The head of the Securities and Exchange Commission’s (SEC) enforcement division resigned on Wednesday in response to a federal judge’s order that could raise questions about her previous legal representation of ExxonMobil.

Alex Oh resigned as the SEC’s enforcement chief on Wednesday afternoon, just six days after taking the job under fire from progressives and other financial sector critics.

Before joining the SEC, Oh was a partner at Paul, Weiss, Rifkind, Wharton & Garrison LLP, where she co-chaired the firm’s corruption practice. She was one of several lawyers at the firm who defended ExxonMobil in a lawsuit brought by Indonesians who claimed they were beaten and tortured by guards hired to protect a company facility.

In her resignation letter, which was widely publicized, Oh stated that she needed to leave the SEC to prevent “a development” in the ExxonMobil case from distracting from the commission’s work.

Her resignation came two days after the judge overseeing the ExxonMobil case in the United States District Court for the District of Columbia ordered attorneys for the oil company to back up claims made about the legal team representing the alleged victims.

Judge Royce C. Lamberth’s decision did not specifically name Oh, but directed ExxonMobil’s lawyers to substantiate their claims that the opposing legal counsel was “agitated, disrespectful, and unhinged” during a deposition. The failure to do so could result in sanctions for the ExxonMobil lawyers, according to the judge.

“We cannot comment on this matter because it involves a ruling in an ongoing litigation. Alex is a person of the utmost integrity and a consummate professional, with a strong ethical code,” said Brad Karp, chairman of Paul, Weiss, Rifkind, Wharton & Garrison.

The hiring of Oh by SEC Chairman Gary Gensler surprised and enraged groups that have long criticized the commission’s approach to enforcement. Democratic lawmakers and financial sector skeptics argue that the SEC, led by corporate attorneys who once represented such firms, has let bad actors off the hook.

Those who questioned Oh’s hiring also questioned Gensler’s stated commitment to crack down on major financial firms involved in excessively risky or fraudulent activities. During his recent confirmation hearing, Gensler, who led the Commodity Futures Trading Commission (CFTC) under former President Obama, was praised by progressives as a tough Wall Street watchdog.

“The SEC has failed the American people by repeatedly selecting Wall Street defense lawyers as Directors of Enforcement. They come to the SEC with needless and unhelpful baggage, including crippling conflicts of interest regarding current and past clients as well as a mindset and milieu ill-suited to being an aggressive enforcer of the law against those past private sector clients,” said Dennis Kelleher, president and CEO of Better Markets, a nonprofit group that supports strict financial regulation and oversight.
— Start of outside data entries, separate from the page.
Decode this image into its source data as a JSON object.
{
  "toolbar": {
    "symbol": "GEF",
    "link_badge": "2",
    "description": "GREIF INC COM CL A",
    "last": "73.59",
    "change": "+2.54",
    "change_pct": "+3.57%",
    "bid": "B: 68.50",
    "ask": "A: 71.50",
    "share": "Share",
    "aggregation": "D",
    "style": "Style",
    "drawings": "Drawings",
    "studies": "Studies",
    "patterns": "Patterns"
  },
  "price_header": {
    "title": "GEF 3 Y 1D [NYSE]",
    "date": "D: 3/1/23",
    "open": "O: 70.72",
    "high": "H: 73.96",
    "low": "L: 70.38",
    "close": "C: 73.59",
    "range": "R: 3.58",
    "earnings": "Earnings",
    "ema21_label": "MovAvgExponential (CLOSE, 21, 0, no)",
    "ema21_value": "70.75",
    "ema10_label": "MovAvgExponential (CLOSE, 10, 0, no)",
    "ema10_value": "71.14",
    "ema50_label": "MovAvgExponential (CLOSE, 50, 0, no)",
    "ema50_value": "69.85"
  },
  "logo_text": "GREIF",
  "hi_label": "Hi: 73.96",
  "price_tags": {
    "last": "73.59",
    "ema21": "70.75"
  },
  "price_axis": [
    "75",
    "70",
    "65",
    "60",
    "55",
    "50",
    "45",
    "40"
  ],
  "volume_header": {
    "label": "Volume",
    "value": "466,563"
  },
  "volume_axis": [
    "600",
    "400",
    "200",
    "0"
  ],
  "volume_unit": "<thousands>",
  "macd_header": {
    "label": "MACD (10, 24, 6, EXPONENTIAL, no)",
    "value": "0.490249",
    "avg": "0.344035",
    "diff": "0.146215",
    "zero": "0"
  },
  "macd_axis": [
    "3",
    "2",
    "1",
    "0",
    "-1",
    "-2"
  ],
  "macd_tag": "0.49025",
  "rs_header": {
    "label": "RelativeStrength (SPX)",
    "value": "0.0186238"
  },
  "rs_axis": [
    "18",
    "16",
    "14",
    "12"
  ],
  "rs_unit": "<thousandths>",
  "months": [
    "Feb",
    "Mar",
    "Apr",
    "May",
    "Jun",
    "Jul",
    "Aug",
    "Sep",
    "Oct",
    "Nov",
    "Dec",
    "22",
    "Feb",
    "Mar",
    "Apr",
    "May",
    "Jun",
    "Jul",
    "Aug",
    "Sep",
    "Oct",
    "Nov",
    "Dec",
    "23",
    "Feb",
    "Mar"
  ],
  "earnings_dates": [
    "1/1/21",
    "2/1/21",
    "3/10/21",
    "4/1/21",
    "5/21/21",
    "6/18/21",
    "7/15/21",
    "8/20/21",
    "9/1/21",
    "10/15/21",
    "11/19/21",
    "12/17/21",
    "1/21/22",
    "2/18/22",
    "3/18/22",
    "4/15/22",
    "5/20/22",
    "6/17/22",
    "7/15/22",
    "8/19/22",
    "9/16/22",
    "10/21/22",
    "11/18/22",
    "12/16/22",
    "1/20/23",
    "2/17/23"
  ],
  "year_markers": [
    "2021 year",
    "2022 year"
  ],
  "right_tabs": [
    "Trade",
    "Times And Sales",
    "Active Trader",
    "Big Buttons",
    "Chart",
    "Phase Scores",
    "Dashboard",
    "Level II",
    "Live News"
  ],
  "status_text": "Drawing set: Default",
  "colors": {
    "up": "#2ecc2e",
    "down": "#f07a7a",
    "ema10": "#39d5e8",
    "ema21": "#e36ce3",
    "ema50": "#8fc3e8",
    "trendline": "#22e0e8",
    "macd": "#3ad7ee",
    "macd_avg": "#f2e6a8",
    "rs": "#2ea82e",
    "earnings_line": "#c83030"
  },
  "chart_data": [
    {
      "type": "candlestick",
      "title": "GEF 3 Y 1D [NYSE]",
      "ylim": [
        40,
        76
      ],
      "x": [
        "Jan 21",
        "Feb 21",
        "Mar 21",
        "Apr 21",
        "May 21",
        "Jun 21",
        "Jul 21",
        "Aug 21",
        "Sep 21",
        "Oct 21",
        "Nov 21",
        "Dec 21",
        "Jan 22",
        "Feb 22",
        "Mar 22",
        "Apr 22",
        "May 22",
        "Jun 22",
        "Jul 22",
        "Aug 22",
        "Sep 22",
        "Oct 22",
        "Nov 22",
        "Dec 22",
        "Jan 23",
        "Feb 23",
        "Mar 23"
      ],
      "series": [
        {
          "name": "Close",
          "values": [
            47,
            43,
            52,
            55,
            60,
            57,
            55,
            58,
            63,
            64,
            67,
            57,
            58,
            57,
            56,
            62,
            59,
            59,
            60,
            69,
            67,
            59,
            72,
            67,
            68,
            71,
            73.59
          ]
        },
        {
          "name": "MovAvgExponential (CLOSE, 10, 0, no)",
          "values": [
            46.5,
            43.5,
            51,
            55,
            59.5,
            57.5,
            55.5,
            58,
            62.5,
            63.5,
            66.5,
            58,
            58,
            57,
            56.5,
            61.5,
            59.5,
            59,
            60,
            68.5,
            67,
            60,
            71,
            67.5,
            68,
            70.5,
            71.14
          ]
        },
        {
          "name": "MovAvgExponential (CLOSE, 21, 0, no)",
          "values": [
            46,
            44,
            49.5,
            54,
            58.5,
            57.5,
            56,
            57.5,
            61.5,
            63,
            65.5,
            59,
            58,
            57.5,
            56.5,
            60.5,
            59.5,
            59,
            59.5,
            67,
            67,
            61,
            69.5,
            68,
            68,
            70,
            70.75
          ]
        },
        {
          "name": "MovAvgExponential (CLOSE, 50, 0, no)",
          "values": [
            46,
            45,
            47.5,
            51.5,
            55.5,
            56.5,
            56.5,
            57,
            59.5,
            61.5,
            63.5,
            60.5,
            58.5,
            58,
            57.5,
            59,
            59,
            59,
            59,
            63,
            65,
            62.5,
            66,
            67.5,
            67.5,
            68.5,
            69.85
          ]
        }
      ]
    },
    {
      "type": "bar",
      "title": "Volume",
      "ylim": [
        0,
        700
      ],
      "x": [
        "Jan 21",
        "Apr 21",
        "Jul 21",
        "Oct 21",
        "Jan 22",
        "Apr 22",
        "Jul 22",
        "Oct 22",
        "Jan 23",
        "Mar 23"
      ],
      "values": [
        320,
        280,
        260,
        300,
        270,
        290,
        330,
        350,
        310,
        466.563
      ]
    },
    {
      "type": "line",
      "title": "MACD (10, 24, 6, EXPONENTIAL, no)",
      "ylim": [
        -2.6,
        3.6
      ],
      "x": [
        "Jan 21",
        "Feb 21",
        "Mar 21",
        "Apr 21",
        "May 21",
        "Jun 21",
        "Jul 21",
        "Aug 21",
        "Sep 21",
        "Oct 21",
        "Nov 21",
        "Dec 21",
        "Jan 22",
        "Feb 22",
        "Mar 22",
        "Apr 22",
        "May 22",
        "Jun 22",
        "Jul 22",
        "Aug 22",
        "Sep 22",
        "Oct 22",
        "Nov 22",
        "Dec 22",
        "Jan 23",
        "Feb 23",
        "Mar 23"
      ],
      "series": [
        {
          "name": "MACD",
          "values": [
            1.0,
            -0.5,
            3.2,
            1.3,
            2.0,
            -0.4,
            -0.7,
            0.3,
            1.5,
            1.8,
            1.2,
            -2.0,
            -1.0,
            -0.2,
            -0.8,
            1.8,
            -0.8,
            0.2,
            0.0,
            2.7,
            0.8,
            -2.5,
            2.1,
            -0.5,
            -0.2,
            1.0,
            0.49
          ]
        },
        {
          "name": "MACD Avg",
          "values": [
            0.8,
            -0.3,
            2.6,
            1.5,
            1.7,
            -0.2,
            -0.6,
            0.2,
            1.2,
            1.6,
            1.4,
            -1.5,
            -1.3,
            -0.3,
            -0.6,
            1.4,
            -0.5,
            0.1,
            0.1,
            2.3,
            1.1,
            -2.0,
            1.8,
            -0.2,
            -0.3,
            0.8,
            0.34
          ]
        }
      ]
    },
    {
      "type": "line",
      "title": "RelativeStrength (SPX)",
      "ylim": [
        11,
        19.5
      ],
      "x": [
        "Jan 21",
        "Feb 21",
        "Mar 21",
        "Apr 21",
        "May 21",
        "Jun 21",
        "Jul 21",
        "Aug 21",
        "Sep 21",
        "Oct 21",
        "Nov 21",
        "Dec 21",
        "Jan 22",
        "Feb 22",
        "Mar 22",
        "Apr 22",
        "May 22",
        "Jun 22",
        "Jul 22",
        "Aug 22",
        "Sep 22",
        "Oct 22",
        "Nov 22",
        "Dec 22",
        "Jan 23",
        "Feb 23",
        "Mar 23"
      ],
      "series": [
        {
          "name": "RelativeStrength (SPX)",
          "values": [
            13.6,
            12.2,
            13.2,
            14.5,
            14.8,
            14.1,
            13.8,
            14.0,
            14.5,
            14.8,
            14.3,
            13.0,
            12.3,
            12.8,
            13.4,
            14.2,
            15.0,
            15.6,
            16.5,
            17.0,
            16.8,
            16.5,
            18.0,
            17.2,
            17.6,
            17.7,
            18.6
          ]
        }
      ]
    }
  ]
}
“Now is the time to break with that disreputable pattern of hiring the wrong people hoping they will do the right job the American people need done.” Oh will temporarily be replaced by Melissa Hodgman, who served as acting enforcement director before Oh was hired.

“Melissa is an exceptional attorney who has proven to be an effective leader of the Enforcement Division. I’m grateful that she will take on this role again and look forward to working closely with her to fulfill the mission of the SEC,” Gensler said in a statement.

“I thank Alex for her willingness to serve the country at this important time.”